Does excess weight really make your hormones worse?
Excess weight disrupts multiple hormones simultaneously, with insulin resistance being the most strongly supported. If you want to know whether your hormone profile is affected, insulin and glucose monitoring is the most meaningful starting point.
Insulin resistance is the most solid and best-supported hormonal change associated with excess weight. Adipose tissue disrupts the sensitivity of cells to insulin, forcing the pancreas to produce ever-increasing amounts of insulin. If that pattern continues, the risk of type 2 diabetes rises considerably. This applies to both children and adults.
Fat cells also produce the hunger hormone leptin. In people with excess weight, leptin levels are chronically elevated, but the body adapts to them and responds to them less and less. As a result, the 'I am full' signal works less effectively, making weight management even harder.
For women, there is a clear effect on fertility. Obese women have up to three times the likelihood of absent or irregular ovulation. If you also have PCOS (a common hormonal condition in women), extra weight generally makes symptoms worse and further increases the risk of reduced fertility.
In children with excess weight, there is also an association with earlier puberty, particularly in girls.
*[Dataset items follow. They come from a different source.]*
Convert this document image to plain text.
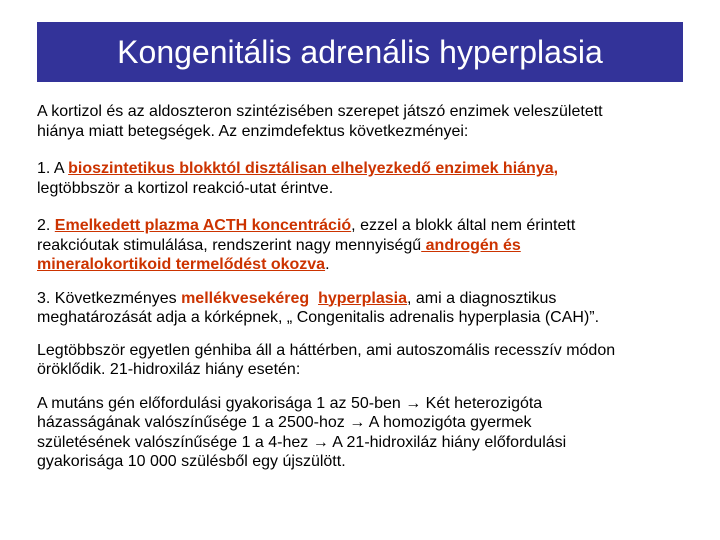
Kongenitális adrenális hyperplasia

A kortizol és az aldoszteron szintézisében szerepet játszó enzimek veleszületett
hiánya miatt betegségek. Az enzimdefektus következményei:

1. A bioszintetikus blokktól disztálisan elhelyezkedő enzimek hiánya,
legtöbbször a kortizol reakció-utat érintve.

2. Emelkedett plazma ACTH koncentráció, ezzel a blokk által nem érintett
reakcióutak stimulálása, rendszerint nagy mennyiségű androgén és
mineralokortikoid termelődést okozva.

3. Következményes mellékvesekéreg hyperplasia, ami a diagnosztikus
meghatározását adja a kórképnek, „ Congenitalis adrenalis hyperplasia (CAH)”.

Legtöbbször egyetlen génhiba áll a háttérben, ami autoszomális recesszív módon
öröklődik. 21-hidroxiláz hiány esetén:

A mutáns gén előfordulási gyakorisága 1 az 50-ben → Két heterozigóta
házasságának valószínűsége 1 a 2500-hoz → A homozigóta gyermek
születésének valószínűsége 1 a 4-hez → A 21-hidroxiláz hiány előfordulási
gyakorisága 10 000 szülésből egy újszülött.
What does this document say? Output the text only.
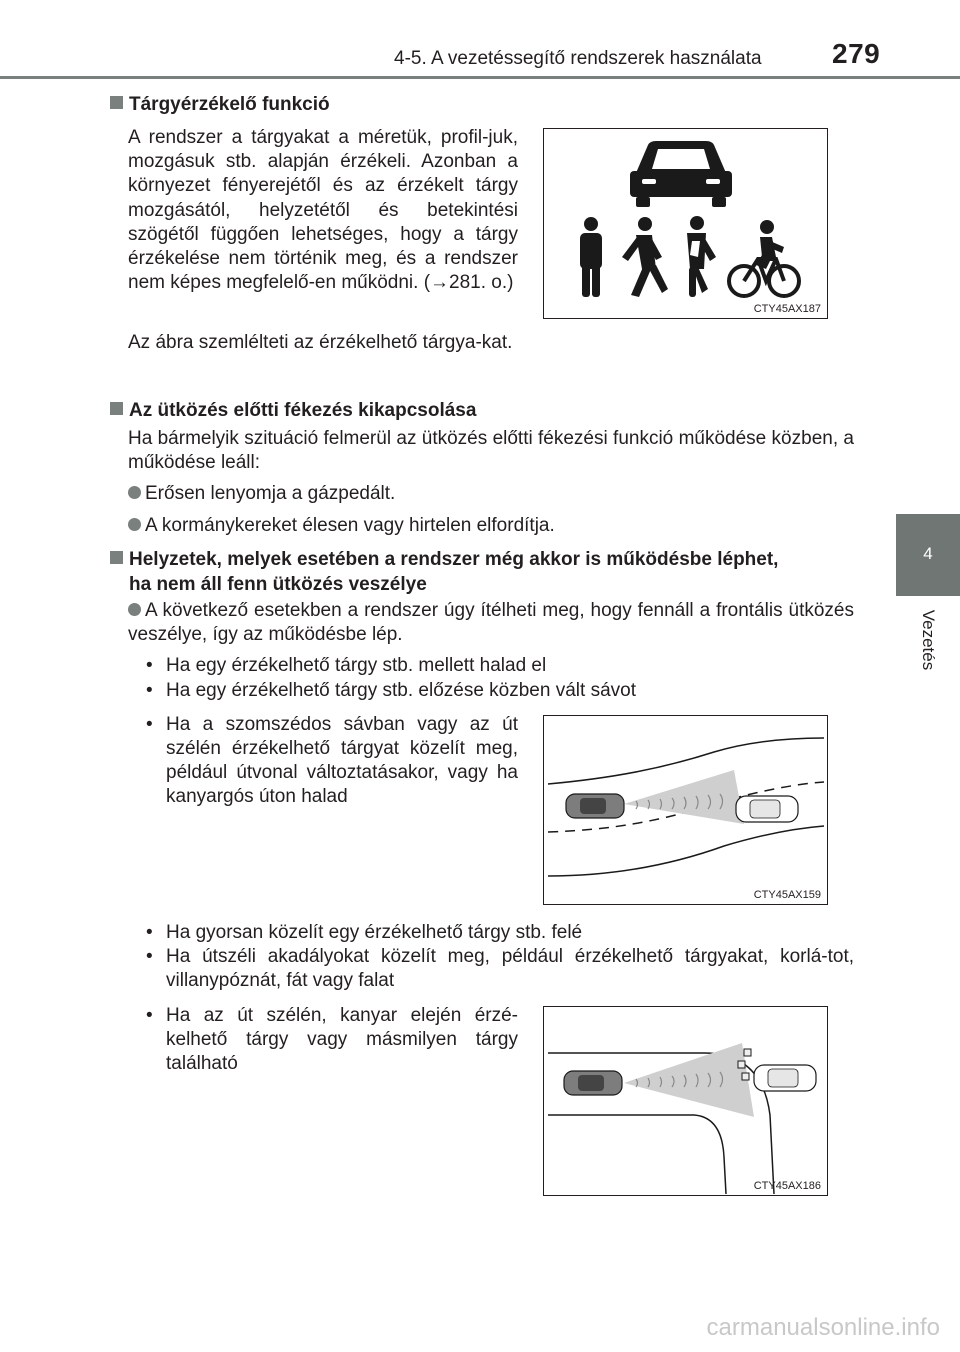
4-5. A vezetéssegítő rendszerek használata	279
4
Vezetés
Tárgyérzékelő funkció
A rendszer a tárgyakat a méretük, profil-juk, mozgásuk stb. alapján érzékeli. Azonban a környezet fényerejétől és az érzékelt tárgy mozgásától, helyzetétől és betekintési szögétől függően lehetséges, hogy a tárgy érzékelése nem történik meg, és a rendszer nem képes megfelelő-en működni. (→281. o.)
Az ábra szemlélteti az érzékelhető tárgya-kat.
CTY45AX187
Az ütközés előtti fékezés kikapcsolása
Ha bármelyik szituáció felmerül az ütközés előtti fékezési funkció működése közben, a működése leáll:
Erősen lenyomja a gázpedált.
A kormánykereket élesen vagy hirtelen elfordítja.
Helyzetek, melyek esetében a rendszer még akkor is működésbe léphet,
ha nem áll fenn ütközés veszélye
A következő esetekben a rendszer úgy ítélheti meg, hogy fennáll a frontális ütközés veszélye, így az működésbe lép.
• Ha egy érzékelhető tárgy stb. mellett halad el
• Ha egy érzékelhető tárgy stb. előzése közben vált sávot
• Ha a szomszédos sávban vagy az út szélén érzékelhető tárgyat közelít meg, például útvonal változtatásakor, vagy ha kanyargós úton halad
CTY45AX159
• Ha gyorsan közelít egy érzékelhető tárgy stb. felé
• Ha útszéli akadályokat közelít meg, például érzékelhető tárgyakat, korlá-tot, villanypóznát, fát vagy falat
• Ha az út szélén, kanyar elején érzé-kelhető tárgy vagy másmilyen tárgy található
CTY45AX186
carmanualsonline.info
Elevated leptin levels appear to play a role here. Regarding thyroid function and cortisol (the stress hormone), some studies do observe changes, but the evidence is more contradictory and the precise cause-and-effect relationship is not yet clear.
An important caveat: BMI explains only about 17% of the risk of insulin resistance. Genetic factors and socioeconomic circumstances are at least equally determining. Excess weight is therefore a real risk factor for hormonal disruptions, but not the only one. What does hold true is this: the more visceral fat (the fat surrounding the organs), the more chronic low-grade inflammation, and that inflammation in turn is a driver of insulin resistance and organ damage.
Claims are based on two larger reviews/meta-analyses and a systematic overview of small studies, supplemented by a mechanistic review article. The claim regarding probiotics in PCOS is based on 11 small Iranian studies and has therefore not been included as a recommendation for the general reader.